October Manifesto – Background

  • Father Gapon led a large crowd to the Winter Palace in Saint Petersburg in January 1905, known as Bloody Sunday, where he presented a petition to the Tsar.
  • Hundreds were killed when Cossacks opened fire on the procession near the palace.
  • The massacre so infuriated the Russian population that a general strike was called for the establishment of a democratic republic, which led to the Russian Revolution of 1905.
  • Most of the cities saw the rise of the Soviet (Council of Workers) to oversee revolutionary activity.
  • Tsar Nicholas reluctantly issued the infamous October Declaration in October 1905, establishing a National Duma (legislature), the right to vote and accepting the principle that no law could be enforced without the Duma’s approval. .
  • Moderate groups accepted the concessions, but the Socialists deemed them inadequate and attempted to plan new strikes.
  • By the end of 1905, the reformers were divided, and the position of the Tsar was temporarily strengthened.

October Manifesto – Major Provisions

  • In response to the unrest in the Russian Empire, the October Declaration promised to guarantee fundamental civil liberties, including
  • Giving the public access to fundamental civil liberties based on the principles of true individual violence, freedom of conscience, speech, assembly and association
  • Without delaying the scheduled State Duma elections, allow all sections of the population who are currently completely deprived of voting rights to participate in the Duma (as long as possible before it is called), and ahead of a general The statute on election for a future legislative order to skip the development of.
  • To make this inexhaustible law that no law can be passed without the approval of the State Duma and that the elected representatives of the people always have the opportunity to monitor the legality of the actions of our appointed officials.
  • The manifesto also brought universal masculinity suffrage to Russia, which had already become widespread in some Western countries such as France, Germany, and the US.
  • The manifesto also called for the establishment of the Duma, a legislative body whose purpose was to restrict the power of the nobility in favor of the Russian people.
  • The above clause was inherently flawed as the Tsar retained the right to deem any law inappropriate. In the event of a dispute between the Duma and the Tsar, he could even dissolve the legislature altogether.

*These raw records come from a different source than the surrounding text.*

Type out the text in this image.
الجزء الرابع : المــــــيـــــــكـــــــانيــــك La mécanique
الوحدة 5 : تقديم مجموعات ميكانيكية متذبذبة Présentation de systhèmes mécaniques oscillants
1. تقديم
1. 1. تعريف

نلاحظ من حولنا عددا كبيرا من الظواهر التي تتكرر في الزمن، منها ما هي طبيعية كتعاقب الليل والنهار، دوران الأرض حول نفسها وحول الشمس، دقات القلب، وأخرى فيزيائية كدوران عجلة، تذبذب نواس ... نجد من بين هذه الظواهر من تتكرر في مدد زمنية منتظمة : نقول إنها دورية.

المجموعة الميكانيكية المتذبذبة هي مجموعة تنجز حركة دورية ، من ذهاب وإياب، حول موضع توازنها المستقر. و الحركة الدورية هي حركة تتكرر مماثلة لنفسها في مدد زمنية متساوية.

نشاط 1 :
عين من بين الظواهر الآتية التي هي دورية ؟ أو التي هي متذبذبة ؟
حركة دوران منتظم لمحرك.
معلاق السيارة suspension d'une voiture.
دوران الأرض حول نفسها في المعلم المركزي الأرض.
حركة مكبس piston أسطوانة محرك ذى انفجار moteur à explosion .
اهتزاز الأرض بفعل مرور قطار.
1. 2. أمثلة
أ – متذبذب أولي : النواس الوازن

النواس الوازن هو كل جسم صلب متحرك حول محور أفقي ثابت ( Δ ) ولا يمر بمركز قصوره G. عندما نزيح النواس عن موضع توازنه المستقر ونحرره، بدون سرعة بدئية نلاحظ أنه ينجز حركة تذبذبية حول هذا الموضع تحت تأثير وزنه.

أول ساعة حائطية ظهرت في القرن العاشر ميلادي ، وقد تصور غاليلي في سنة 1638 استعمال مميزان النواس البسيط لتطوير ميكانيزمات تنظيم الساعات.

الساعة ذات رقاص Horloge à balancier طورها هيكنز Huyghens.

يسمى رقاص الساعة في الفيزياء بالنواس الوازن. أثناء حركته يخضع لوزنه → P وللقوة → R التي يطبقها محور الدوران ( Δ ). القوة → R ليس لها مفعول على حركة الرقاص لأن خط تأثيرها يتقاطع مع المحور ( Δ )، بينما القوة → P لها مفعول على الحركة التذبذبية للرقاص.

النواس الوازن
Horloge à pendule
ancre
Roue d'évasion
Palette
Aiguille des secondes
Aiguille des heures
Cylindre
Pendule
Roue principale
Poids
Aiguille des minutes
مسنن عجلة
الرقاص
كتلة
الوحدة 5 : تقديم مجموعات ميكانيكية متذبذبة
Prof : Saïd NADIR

October Manifesto – Impact

  • The strike and violence almost stopped soon after the manifesto was made public. As the people realized their newfound independence and the belief that their demands could be represented in government, celebrations were held throughout the Russian Empire.
  • The initial success of the manifesto was fleeting as Russian autocracy quickly took hold. Within a few months, the government began suppressing political parties and expedited the execution process. From 1906–1907 much of Russia was under martial law. Rather than serving as a tool for reform, the manifesto, in the eyes of the Tsar’s opponents, served only as an instrument
    Nicholas II to retake power in Russia. As far as the revolution was concerned, it was not over.
  • The failure of the October Manifesto exposed the Tsar’s complete lack of interest in reform. This would have far-reaching implications for years to come as it paved the way for popular unrest, the defeat in World War I, and the Russian Revolution of 1917.